Mardi 4 décembre 2012

 

L'image de notre armée a bien changé : Professionnalisée, elle intervient maintenant sur des théâtres extérieurs compte tenu de la paix qui règne en Europe depuis soixante années. Mais cela n'a pas toujours été le cas et il peut être intéressant de se replonger dans son histoire afin de mieux comprendre ce qu'était l'armée autrefois. C'est le thème de l'exposition « Avec Armes et Bagages...dans un mouchoir de poche » qui se tient actuellement au Musée des Armées (Paris Invalides). Le projet a vu le jour après que le Musée de l'Armée ait été partenaire, en 2009, de l'exposition Mito e Bellezza qui fut organisée par les musées napoléoniens de l'île d'Elbe et de Rome. C'est un genre inédit d'exposition sur la société française et sur la place des militaires en son sein à la fin du XIX ème-début XX ème siècles (tout particulièrement de la guerre franco-prussienne de 1870-71 jusqu'au déclenchement de la première guerre mondiale en 1914) que nous allons découvrir. Son ambition est de transmettre au public le plus large l'histoire militaire de la France, tout en faisant connaître et comprendre l'organisation de l'armée, le rôle et la condition du soldat, la relation que celui-ci entretient avec la société civile. En effet, le visiteur est invité à suivre le parcours surprenant du soldat, de sa vie quotidienne, ainsi que celle de la société française, au gré des avatars d'un objet à la fois étonnant et méconnu : Le carré de textile imprimé, appelée mouchoir puis foulard.
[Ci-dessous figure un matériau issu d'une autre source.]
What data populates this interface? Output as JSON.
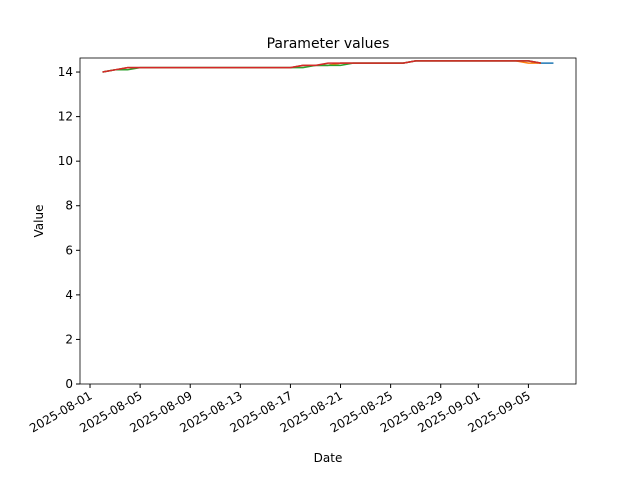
{
  "chart_data": {
    "type": "line",
    "title": "Parameter values",
    "x_label": "Date",
    "y_label": "Value",
    "x": [
      "2025-08-02",
      "2025-08-03",
      "2025-08-04",
      "2025-08-05",
      "2025-08-06",
      "2025-08-07",
      "2025-08-08",
      "2025-08-09",
      "2025-08-10",
      "2025-08-11",
      "2025-08-12",
      "2025-08-13",
      "2025-08-14",
      "2025-08-15",
      "2025-08-16",
      "2025-08-17",
      "2025-08-18",
      "2025-08-19",
      "2025-08-20",
      "2025-08-21",
      "2025-08-22",
      "2025-08-23",
      "2025-08-24",
      "2025-08-25",
      "2025-08-26",
      "2025-08-27",
      "2025-08-28",
      "2025-08-29",
      "2025-08-30",
      "2025-08-31",
      "2025-09-01",
      "2025-09-02",
      "2025-09-03",
      "2025-09-04",
      "2025-09-05",
      "2025-09-06",
      "2025-09-07"
    ],
    "series": [
      {
        "color": "#1f77b4",
        "values": [
          14.0,
          14.1,
          14.2,
          14.2,
          14.2,
          14.2,
          14.2,
          14.2,
          14.2,
          14.2,
          14.2,
          14.2,
          14.2,
          14.2,
          14.2,
          14.2,
          14.3,
          14.3,
          14.3,
          14.4,
          14.4,
          14.4,
          14.4,
          14.4,
          14.4,
          14.5,
          14.5,
          14.5,
          14.5,
          14.5,
          14.5,
          14.5,
          14.5,
          14.5,
          14.5,
          14.4,
          14.4
        ]
      },
      {
        "color": "#ff7f0e",
        "values": [
          14.0,
          14.1,
          14.2,
          14.2,
          14.2,
          14.2,
          14.2,
          14.2,
          14.2,
          14.2,
          14.2,
          14.2,
          14.2,
          14.2,
          14.2,
          14.2,
          14.3,
          14.3,
          14.3,
          14.4,
          14.4,
          14.4,
          14.4,
          14.4,
          14.4,
          14.5,
          14.5,
          14.5,
          14.5,
          14.5,
          14.5,
          14.5,
          14.5,
          14.5,
          14.4,
          14.4,
          null
        ]
      },
      {
        "color": "#2ca02c",
        "values": [
          14.0,
          14.1,
          14.1,
          14.2,
          14.2,
          14.2,
          14.2,
          14.2,
          14.2,
          14.2,
          14.2,
          14.2,
          14.2,
          14.2,
          14.2,
          14.2,
          14.2,
          14.3,
          14.3,
          14.3,
          14.4,
          14.4,
          14.4,
          14.4,
          14.4,
          14.5,
          14.5,
          14.5,
          14.5,
          14.5,
          14.5,
          14.5,
          14.5,
          14.5,
          14.5,
          14.4,
          null
        ]
      },
      {
        "color": "#d62728",
        "values": [
          14.0,
          14.1,
          14.2,
          14.2,
          14.2,
          14.2,
          14.2,
          14.2,
          14.2,
          14.2,
          14.2,
          14.2,
          14.2,
          14.2,
          14.2,
          14.2,
          14.3,
          14.3,
          14.4,
          14.4,
          14.4,
          14.4,
          14.4,
          14.4,
          14.4,
          14.5,
          14.5,
          14.5,
          14.5,
          14.5,
          14.5,
          14.5,
          14.5,
          14.5,
          14.5,
          14.4,
          null
        ]
      }
    ],
    "xlim": [
      "2025-07-31T04:48",
      "2025-09-08T19:12"
    ],
    "xticks": [
      "2025-08-01",
      "2025-08-05",
      "2025-08-09",
      "2025-08-13",
      "2025-08-17",
      "2025-08-21",
      "2025-08-25",
      "2025-08-29",
      "2025-09-01",
      "2025-09-05"
    ],
    "ylim": [
      0,
      14.63
    ],
    "yticks": [
      0,
      2,
      4,
      6,
      8,
      10,
      12,
      14
    ],
    "grid": false
  }
}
Le carré est alors un objet familier, énigmatique, trivial et raffiné, dont l'histoire débute en 1785, lors de lettres patentes qui en prescrivent la forme carrée : Reflétant les différents aspects de la culture militaire de l'époque, il offre des formes et des motifs imprimés variés et ses usages dévoilent les relations complexes que l'armée entretenait avec la société civile. Ce carré servira tour à tour de mouchoir, tableau, pansement,, accessoire de mode, bonnet de nuit improvisé ou baluchon de fortune. Ce sont plus de 200 pièces de collection qui sont réunies pour nous permettre de comprendre cet objet « multifonction », dont 60 carrés en tissu imprimé, du plus modeste au plus luxueux, à chaque fois accompagné d'oeuvres et d'objets divers comme des peintures d'histoire, des dessins, des estampes et photographies, des cartes postales, armes, pièces d'uniformes et objets du quotidien.


 

Cette exposition est aménagée dans deux salles et un parcours fléché permet au visiteur de se situer aisément. L'hôtel national des Invalides est immense et dispose de plusieurs entrées. Mieux vaut y accéder par l'entrée nord (l'entrée de notre exposition est à proximité). Les photos sont autorisées sans flash mais il est interdit de photographier les objets individuellement. Les prises de vue générales sont de moi, les autres photos m'ont été prêtées par le Musée de l'Armée.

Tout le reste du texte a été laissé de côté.